On peut aussi parler des passes masquées, qui peuvent perturber la défense, et permettre un décalage, LeBron James est un maître dans l’exercice. Savoir dribbler, avoir un dribble sûr, permet de créer un porteur de balle, particulièrement intéressant en ce moment, car la tendance en NBA est à leur multiplication. Le fait d’avoir ce dribble fonctionnel est une base, permettant au minimum l’attaque de close out.
Une qualité de dribble supérieure rend possible la création individuelle, les rendant capable de créer le décalage, d’accompagner leur explosivité ou leurs changements de rythme. En outre, on peut mettre le ballon dans les mains d’un intérieur, ce qui débloque la possibilité de faire du passing hub (hand off sur la ligne à trois points, à l’image de Sabonis) ou d’attaquer le panier à la manière d’un extérieur, comme Naz Reid. Cela permet d’impliquer le pivot adverse (souvent l’ancre défensive de son équipe) sur des actions on ball pour favoriser une aide non qualitative au panier.
De la même manière, le footwork est une qualité importante en NBA, que l’on voit sur l’attaque au poste, être capable de jouer avec le défenseur pour se créer de l’espace pour tirer ou finir au panier, il faut utiliser ses appuis de façon à se créer une poche d’espace. Lorsqu’on a la gravité, on peut aussi pratiquer du passing sur des cuts ou des kick out, avec le grand exemple en NBA actuellement de Nikola Jokic.
Le roll de l’intérieur peut aussi être vraiment maximiser avec un bon footwork, que cela soit après un pick and roll ou en short roll. En défense, également, on retrouve la présence de skills, avec le fait d’exécuter les couvertures défensives du pick-and-roll, qui ne demandent pas les mêmes fondamentaux, si on veut effectuer un drop, il faut savoir reculer en essayant de contester le tir ou le drive de l’attaquant, pour le edge, il faut prendre de la place tout en faisant preuve d’une certaine mobilité.
Les mains actives permettent de faire du playmaking défensif, par des interceptions ou des contres, une spécialité pour des joueurs comme Amen Thompson ou Jaren Jackson. Enfin, la protection de panier se fait sur des notions de timing et taille, mais aussi sur de la techniques défensives et de contest, ne pas se jeter, bien lever les mains et prendre le plus de place, à l’image de Chet Holmgren, qui brille par ses fondamentaux défensifs malgré son physique longiligne.
Nous en avons donc fini avec la création de notre superstar pour la saison 2025-26, cette hiérarchisation des qualités, que l’on peut retrouver chez un joueur, m’a permis d’essayer de montrer que l’on réduit parfois trop les joueurs à leur skill set.
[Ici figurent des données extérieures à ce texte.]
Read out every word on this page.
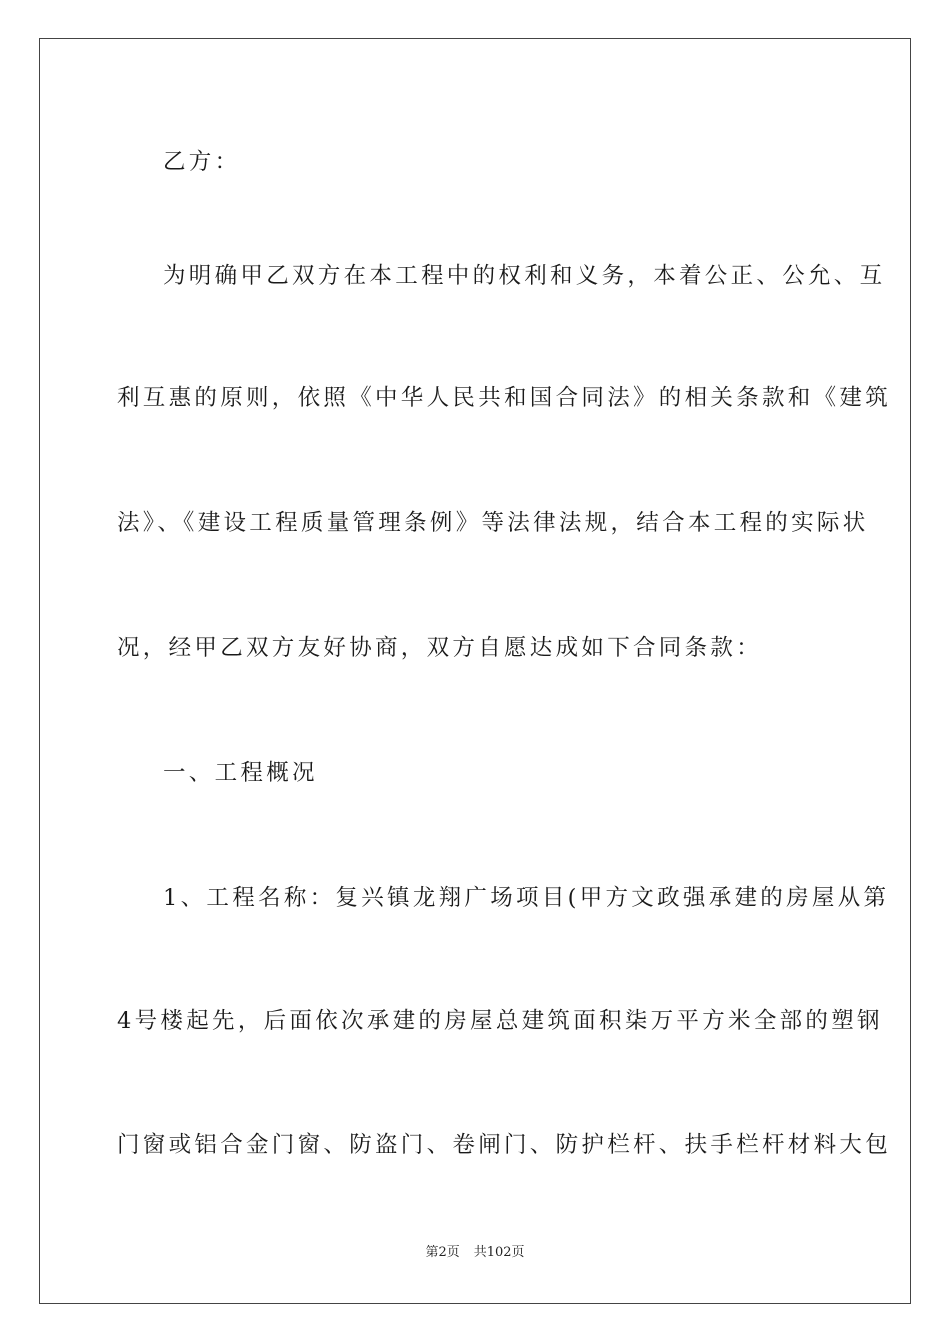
乙方：
为明确甲乙双方在本工程中的权利和义务，本着公正、公允、互
利互惠的原则，依照《中华人民共和国合同法》的相关条款和《建筑
法》、《建设工程质量管理条例》等法律法规，结合本工程的实际状
况，经甲乙双方友好协商，双方自愿达成如下合同条款：
一、工程概况
1、工程名称：复兴镇龙翔广场项目(甲方文政强承建的房屋从第
4号楼起先，后面依次承建的房屋总建筑面积柒万平方米全部的塑钢
门窗或铝合金门窗、防盗门、卷闸门、防护栏杆、扶手栏杆材料大包
第2页 共102页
Et que le fait qu’il soit des superstars reposent plutôt sur des lectures offensives ou défensives, qui servent un corps et des qualités athlétiques, ce qui permet la mise en œuvre d’un skill set. J’espère aussi avoir réussi à faire comprendre certaines implications tactiques dans lesquelles les joueurs évoluent, et de mieux comprendre mon point de vue sur la question.